In 1997, he moved to Hawaii, where he placed his first sports wager. “I bet $300 on a Titans and Raiders game and lost. But I fell in love with sports betting.” That instinct drew him to Sin City in 2001. He told his parents that he would be attending the University of Nevada, Las Vegas. Instead, he took a $10,000 student loan and put it all on red at roulette. He won, doubling his money, and that was the start of his bankroll, he says.
That winning streak wouldn’t last long. Within a year, Oancea filed a voluntary petition for personal bankruptcy. According to court documents, he had just $820 in assets at the time, including $20 in cash.
Oancea started to place bets at sportsbooks like the Westgate under phony Social Security numbers as early as 2007, according to court documents. By 2010, his home was foreclosed upon and sold. Months later, he was arrested for driving under the influence. In 2013, a cop caught him with a “baggie of white powdery substance” at Vegas’ Cosmopolitan hotel, a police report says. The state eventually dismissed the case. In 2016, the same night he lost $1 million on a UFC fight, he got into a physical altercation with his girlfriend which led to a domestic battery charge. The charge was reduced to disorderly conduct after he completed counseling. When asked about the incident today, he says, “It’s all false.”
Oancea is surely not the best handicapper in the world as he claims, nor he is a savant sports card investor. He didn’t purchase Trout’s rookie card before the future Hall of Famer was named Rookie of the Year in 2012. Instead, he bought the card in 2018, when Trout had already won two of his three MVP awards. One thing he did do wisely, however, was notice that the sports card market was getting hot and the Trout cards were likely to increase in value.
The sports memorabilia market, estimated to be a $5 billion industry (annual sales), has historically been more of a hobby until recently. As card prices began to rise over the last few years, investors realized they could put money to work. Now sports cards have become a legitimate alternative asset class with niche investment funds.

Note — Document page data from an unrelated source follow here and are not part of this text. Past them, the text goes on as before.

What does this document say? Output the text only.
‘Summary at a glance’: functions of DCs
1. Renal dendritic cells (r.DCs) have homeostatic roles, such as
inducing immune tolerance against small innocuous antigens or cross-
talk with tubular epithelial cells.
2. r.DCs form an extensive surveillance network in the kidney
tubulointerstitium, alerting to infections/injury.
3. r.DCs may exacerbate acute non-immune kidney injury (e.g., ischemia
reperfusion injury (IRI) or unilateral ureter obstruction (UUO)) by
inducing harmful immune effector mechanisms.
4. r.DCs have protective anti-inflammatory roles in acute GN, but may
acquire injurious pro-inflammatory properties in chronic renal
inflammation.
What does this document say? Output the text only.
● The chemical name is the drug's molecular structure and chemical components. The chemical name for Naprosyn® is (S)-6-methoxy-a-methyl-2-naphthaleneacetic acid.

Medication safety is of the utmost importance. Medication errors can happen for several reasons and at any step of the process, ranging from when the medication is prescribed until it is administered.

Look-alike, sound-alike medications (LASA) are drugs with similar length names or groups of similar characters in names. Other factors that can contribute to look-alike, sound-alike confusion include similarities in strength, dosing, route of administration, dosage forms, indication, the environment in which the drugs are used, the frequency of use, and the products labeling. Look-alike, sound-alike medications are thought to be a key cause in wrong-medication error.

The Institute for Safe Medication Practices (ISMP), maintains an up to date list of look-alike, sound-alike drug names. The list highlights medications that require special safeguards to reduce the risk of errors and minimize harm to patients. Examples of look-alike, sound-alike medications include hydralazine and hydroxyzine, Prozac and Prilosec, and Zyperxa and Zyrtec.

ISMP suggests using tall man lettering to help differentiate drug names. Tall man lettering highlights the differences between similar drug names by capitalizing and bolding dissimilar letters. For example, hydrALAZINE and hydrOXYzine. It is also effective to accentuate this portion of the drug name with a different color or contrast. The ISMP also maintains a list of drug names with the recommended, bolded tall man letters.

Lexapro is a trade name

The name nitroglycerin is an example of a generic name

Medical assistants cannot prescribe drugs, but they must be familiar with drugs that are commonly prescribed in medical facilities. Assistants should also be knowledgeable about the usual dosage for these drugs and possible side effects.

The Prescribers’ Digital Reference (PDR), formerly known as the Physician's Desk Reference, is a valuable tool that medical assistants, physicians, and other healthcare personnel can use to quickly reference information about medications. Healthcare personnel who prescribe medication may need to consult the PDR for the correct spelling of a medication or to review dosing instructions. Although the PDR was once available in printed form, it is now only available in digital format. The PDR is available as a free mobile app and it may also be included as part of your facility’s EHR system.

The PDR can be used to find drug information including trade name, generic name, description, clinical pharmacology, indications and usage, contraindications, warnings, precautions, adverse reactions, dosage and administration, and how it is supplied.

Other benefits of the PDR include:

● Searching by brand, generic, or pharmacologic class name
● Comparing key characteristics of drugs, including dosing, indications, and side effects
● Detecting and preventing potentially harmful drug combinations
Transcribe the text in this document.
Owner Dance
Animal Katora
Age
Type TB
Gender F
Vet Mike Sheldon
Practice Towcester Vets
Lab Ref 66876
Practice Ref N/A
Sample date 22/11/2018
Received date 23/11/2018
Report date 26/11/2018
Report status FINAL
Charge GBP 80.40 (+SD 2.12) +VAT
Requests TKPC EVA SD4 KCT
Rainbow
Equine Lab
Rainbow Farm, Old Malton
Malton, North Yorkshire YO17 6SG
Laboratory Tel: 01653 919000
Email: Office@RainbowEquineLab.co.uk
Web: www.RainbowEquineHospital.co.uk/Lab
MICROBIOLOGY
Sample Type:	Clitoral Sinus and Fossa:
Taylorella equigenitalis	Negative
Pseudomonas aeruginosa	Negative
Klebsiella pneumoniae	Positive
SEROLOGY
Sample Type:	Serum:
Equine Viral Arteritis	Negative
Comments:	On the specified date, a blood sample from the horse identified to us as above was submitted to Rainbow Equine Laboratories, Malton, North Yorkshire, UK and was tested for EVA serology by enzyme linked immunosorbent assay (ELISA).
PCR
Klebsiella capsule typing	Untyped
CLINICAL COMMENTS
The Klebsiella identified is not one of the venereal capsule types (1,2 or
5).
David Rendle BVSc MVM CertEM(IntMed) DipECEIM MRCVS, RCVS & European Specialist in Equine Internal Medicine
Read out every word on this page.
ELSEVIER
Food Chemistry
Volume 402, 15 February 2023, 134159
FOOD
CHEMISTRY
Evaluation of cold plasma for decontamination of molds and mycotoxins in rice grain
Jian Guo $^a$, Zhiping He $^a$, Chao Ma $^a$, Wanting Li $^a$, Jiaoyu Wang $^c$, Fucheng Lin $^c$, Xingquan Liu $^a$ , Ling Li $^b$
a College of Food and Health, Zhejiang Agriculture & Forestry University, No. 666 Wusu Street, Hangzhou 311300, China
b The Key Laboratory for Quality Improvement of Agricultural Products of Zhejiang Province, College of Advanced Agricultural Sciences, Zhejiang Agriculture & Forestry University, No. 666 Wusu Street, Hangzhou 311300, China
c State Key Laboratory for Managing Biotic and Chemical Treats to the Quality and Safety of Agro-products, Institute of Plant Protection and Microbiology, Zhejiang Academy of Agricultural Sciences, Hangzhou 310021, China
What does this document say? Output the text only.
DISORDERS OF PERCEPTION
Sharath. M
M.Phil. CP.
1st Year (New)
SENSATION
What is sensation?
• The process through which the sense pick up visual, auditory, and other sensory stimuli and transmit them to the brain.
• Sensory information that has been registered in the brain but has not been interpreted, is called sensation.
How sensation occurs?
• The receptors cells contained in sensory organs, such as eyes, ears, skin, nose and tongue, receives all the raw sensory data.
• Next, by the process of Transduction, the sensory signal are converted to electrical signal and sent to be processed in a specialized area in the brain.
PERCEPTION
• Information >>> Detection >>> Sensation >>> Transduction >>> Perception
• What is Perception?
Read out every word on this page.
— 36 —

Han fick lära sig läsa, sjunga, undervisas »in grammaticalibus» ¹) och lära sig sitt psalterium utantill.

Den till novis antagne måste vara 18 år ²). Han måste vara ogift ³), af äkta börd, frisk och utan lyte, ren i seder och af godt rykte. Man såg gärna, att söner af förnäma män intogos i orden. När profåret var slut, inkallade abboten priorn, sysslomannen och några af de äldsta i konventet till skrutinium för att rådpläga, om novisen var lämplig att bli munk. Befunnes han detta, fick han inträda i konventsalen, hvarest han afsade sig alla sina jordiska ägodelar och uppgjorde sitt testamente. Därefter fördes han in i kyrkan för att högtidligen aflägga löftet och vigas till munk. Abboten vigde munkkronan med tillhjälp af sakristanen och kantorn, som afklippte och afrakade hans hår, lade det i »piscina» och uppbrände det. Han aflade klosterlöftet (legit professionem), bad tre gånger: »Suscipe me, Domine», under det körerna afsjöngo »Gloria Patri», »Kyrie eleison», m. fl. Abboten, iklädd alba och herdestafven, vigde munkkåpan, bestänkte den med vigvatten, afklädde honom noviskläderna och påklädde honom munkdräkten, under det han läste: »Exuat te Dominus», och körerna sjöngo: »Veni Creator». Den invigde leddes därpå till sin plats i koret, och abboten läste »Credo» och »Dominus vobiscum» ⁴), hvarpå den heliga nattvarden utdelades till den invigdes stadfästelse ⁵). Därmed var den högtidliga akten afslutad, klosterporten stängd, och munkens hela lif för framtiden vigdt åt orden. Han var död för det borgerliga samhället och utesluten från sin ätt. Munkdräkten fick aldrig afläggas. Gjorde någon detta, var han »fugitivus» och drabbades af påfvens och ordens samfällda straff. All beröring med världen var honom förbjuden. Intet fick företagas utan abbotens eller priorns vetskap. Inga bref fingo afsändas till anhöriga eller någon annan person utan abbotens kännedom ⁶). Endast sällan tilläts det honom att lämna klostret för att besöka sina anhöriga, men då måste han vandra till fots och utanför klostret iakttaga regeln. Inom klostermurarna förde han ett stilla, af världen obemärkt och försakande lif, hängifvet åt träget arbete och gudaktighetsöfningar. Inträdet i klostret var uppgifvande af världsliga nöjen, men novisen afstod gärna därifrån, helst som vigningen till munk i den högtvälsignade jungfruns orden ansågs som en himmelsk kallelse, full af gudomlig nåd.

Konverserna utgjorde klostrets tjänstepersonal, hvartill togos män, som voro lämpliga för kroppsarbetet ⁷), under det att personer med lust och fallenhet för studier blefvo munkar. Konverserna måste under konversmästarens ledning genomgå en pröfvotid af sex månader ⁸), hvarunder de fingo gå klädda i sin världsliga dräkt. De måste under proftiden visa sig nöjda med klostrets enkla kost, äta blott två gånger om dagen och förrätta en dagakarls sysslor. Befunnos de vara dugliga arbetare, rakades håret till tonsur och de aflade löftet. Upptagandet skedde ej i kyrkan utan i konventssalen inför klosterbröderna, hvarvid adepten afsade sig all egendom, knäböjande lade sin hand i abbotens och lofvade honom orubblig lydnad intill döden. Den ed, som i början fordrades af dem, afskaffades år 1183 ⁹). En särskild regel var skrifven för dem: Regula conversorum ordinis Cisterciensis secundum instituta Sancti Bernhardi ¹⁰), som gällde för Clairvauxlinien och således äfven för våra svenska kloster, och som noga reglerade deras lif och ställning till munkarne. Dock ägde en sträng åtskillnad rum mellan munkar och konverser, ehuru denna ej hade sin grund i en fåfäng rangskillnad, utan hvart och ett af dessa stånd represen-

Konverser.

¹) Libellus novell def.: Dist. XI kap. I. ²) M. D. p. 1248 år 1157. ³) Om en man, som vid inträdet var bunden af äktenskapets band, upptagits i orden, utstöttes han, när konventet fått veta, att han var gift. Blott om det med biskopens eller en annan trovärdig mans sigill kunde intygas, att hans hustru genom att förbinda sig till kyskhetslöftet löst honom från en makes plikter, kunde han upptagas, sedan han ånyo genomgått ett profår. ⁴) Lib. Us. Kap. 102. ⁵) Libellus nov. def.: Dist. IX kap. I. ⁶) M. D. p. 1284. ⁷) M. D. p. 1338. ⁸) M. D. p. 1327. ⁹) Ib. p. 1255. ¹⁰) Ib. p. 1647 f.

Nat Turner, co-founder and CEO of healthcare technology company Flatiron Health and a 2015 Forbes Under 30 lister, is one of today’s largest sports card collectors. He admits Oancea was smart to buy the rare Trout cards a few years ago. But, Oancea, who is known to pump his card’s prices on social media, is met with “a lot of eyerolls from the collector community,” says Turner.
For Oancea, the sports card market is only a pit stop until he finds his next hustle. “On to the next big thing,” he says.